Incrustación intrínseca de vecino t-estocástico para visualización y detección de valores atípicos: ¿un remedio contra la maldición de la dimensionalidad?
En: Actas de la 10ª Conferencia Internacional sobre Búsqueda de Similitudes y Aplicaciones (SISAP), Munich, Alemania. 2017
Primero, tenemos estos datos de entrada:
Como puede suponer, esto se deriva de una imagen de "colorearme" para niños.
Si ejecutamos esto a través de SNE ( NO t-SNE , sino el predecesor):
¡Guau, nuestro pez se ha convertido en un monstruo marino! Debido a que el tamaño del núcleo se elige localmente, perdemos gran parte de la información de densidad.
Pero te sorprenderá mucho la salida de t-SNE:
De hecho, he intentado dos implementaciones (las implementaciones ELKI y sklearn), y ambas produjeron ese resultado.

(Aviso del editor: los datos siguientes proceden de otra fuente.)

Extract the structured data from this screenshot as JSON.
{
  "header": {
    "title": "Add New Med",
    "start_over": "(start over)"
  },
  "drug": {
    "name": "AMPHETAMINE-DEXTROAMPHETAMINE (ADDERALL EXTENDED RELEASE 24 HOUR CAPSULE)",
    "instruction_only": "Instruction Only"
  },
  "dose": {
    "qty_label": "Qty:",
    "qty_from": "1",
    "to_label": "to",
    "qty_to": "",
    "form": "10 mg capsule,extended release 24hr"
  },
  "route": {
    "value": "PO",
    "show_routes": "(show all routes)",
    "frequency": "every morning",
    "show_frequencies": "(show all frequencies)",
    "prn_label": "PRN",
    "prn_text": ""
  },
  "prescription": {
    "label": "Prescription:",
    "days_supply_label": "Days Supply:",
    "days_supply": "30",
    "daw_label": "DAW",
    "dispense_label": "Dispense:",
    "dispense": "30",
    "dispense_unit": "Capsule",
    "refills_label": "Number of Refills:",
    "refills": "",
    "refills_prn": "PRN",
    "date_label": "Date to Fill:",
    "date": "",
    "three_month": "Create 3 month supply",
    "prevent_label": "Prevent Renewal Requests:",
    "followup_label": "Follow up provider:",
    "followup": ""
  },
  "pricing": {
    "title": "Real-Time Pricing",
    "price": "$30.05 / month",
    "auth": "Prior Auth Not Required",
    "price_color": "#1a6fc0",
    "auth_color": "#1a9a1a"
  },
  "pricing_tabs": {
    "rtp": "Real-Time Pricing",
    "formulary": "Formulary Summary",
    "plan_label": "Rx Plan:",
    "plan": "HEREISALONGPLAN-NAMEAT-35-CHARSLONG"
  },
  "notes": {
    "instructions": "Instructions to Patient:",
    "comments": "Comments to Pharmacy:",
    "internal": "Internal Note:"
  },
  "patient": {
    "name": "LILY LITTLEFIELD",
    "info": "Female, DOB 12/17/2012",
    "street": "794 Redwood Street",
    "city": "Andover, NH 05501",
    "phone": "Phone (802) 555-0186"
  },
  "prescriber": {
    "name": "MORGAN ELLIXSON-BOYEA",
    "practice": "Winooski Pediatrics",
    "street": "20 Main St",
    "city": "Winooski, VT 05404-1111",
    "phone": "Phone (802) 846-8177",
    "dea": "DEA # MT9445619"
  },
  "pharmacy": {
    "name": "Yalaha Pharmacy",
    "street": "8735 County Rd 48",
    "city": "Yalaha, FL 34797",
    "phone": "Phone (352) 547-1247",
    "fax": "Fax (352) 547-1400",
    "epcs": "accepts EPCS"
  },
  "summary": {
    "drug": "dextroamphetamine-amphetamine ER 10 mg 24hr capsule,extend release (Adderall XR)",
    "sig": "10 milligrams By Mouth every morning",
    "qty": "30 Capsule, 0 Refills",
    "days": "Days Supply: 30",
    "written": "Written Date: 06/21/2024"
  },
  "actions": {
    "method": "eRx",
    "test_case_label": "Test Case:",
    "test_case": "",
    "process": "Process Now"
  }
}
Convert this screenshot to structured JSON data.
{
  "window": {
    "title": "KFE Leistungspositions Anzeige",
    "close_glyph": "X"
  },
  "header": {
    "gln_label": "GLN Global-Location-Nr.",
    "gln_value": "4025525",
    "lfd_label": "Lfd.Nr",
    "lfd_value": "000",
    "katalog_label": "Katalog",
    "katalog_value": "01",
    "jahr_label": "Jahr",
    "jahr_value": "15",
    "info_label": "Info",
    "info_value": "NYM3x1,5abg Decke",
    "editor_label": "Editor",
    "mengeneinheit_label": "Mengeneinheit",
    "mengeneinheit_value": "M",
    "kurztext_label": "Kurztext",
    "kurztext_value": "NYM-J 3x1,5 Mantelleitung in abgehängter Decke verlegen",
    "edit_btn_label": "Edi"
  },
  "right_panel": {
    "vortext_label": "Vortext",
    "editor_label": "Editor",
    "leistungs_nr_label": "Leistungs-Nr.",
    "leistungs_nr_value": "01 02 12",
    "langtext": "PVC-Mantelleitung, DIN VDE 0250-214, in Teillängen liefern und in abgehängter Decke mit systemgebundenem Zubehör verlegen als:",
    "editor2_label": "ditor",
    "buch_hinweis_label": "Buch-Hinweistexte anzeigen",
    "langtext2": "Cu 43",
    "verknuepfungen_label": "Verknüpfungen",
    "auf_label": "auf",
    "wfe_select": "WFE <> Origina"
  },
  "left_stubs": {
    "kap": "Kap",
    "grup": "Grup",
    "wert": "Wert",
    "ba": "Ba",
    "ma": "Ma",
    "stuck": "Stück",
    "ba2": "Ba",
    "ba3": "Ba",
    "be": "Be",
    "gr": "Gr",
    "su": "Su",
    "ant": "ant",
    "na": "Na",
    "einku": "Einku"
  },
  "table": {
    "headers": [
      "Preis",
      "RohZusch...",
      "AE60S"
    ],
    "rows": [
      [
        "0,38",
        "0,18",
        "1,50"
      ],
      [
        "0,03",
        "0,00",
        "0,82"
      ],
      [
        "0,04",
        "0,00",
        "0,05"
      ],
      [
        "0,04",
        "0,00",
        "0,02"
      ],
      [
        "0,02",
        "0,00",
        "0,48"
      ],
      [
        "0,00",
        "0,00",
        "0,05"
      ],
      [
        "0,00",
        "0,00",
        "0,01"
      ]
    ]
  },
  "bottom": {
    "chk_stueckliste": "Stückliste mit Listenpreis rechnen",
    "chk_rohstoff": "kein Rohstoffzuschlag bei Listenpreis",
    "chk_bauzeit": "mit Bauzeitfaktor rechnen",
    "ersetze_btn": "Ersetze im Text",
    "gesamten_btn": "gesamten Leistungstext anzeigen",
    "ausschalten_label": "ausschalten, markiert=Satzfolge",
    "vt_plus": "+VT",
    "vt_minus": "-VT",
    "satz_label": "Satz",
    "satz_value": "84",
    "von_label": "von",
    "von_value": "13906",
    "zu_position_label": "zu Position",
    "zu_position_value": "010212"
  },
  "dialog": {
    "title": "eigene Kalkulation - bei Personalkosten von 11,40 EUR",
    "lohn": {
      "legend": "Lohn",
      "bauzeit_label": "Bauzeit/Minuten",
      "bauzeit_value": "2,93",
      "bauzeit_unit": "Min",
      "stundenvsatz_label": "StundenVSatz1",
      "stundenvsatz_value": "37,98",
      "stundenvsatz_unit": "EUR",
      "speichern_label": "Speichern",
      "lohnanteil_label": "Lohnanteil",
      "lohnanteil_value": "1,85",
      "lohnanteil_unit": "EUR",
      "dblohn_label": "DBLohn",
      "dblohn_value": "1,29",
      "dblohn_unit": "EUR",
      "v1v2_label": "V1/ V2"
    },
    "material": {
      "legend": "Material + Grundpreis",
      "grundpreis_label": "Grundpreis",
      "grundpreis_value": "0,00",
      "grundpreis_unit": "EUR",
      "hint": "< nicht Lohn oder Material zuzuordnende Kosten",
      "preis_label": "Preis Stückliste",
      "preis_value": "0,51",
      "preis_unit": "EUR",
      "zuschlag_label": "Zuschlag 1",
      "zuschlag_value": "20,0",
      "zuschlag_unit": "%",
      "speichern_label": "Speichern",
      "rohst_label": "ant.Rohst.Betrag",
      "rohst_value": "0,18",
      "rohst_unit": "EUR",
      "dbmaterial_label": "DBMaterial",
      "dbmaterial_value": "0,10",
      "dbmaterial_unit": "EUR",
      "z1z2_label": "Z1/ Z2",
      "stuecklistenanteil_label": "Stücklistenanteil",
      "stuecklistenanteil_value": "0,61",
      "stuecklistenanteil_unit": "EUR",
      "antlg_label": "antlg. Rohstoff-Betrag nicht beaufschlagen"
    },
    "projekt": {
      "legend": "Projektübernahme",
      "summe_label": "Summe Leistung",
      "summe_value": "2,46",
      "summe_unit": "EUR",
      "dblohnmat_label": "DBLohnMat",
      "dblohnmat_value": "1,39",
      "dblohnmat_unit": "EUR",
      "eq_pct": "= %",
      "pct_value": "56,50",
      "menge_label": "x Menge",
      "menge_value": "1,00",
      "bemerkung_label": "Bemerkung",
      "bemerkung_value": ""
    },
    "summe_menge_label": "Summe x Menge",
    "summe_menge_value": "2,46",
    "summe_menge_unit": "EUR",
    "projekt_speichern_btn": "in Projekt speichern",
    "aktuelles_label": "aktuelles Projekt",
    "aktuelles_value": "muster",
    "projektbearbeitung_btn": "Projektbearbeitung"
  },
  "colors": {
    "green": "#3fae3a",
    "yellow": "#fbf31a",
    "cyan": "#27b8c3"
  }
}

Algunos fragmentos desconectados, pero que cada uno parece algo consistente con los datos originales.
Dos puntos importantes para explicar esto:
SGD se basa en un procedimiento de refinamiento iterativo y puede atascarse en los óptimos locales. En particular, esto dificulta que el algoritmo "voltee" una parte de los datos que ha reflejado, ya que esto requeriría mover puntos a través de otros que se supone que están separados. Por lo tanto, si algunas partes del pez se reflejan y otras no, es posible que no pueda solucionarlo.
t-SNE usa la distribución t en el espacio proyectado. A diferencia de la distribución gaussiana utilizada por el SNE regular, esto significa que la mayoría de los puntos se repelerán entre sí , ya que tienen 0 afinidad en el dominio de entrada (Gaussian obtiene cero rápidamente), pero> 0 afinidad en el dominio de salida. A veces (como en MNIST) esto hace una visualización más agradable. En particular, puede ayudar a "dividir" un conjunto de datos un poco más que en el dominio de entrada. Esta repulsión adicional también a menudo hace que los puntos usen el área de manera más uniforme, lo que también puede ser deseable. Pero aquí, en este ejemplo, los efectos repelentes en realidad hacen que se separen los fragmentos de los peces.
Podemos ayudar (en este conjunto de datos de juguetes ) el primer problema usando las coordenadas originales como ubicación inicial, en lugar de coordenadas aleatorias (como se usa generalmente con t-SNE). Esta vez, la imagen es sklearn en lugar de ELKI, porque la versión sklearn ya tenía un parámetro para pasar las coordenadas iniciales:
Como puede ver, incluso con una colocación inicial "perfecta", t-SNE "romperá" el pez en varios lugares que originalmente estaban conectados porque la repulsión de Student-t en el dominio de salida es más fuerte que la afinidad gaussiana en la entrada espacio.
Como puede ver, t-SNE (¡y SNE también!) Son técnicas de visualización interesantes , pero deben manejarse con cuidado. ¡Prefiero no aplicar k-means en el resultado! porque el resultado estará muy distorsionado, y ni las distancias ni la densidad se conservan bien. En cambio, más bien utilícelo para la visualización.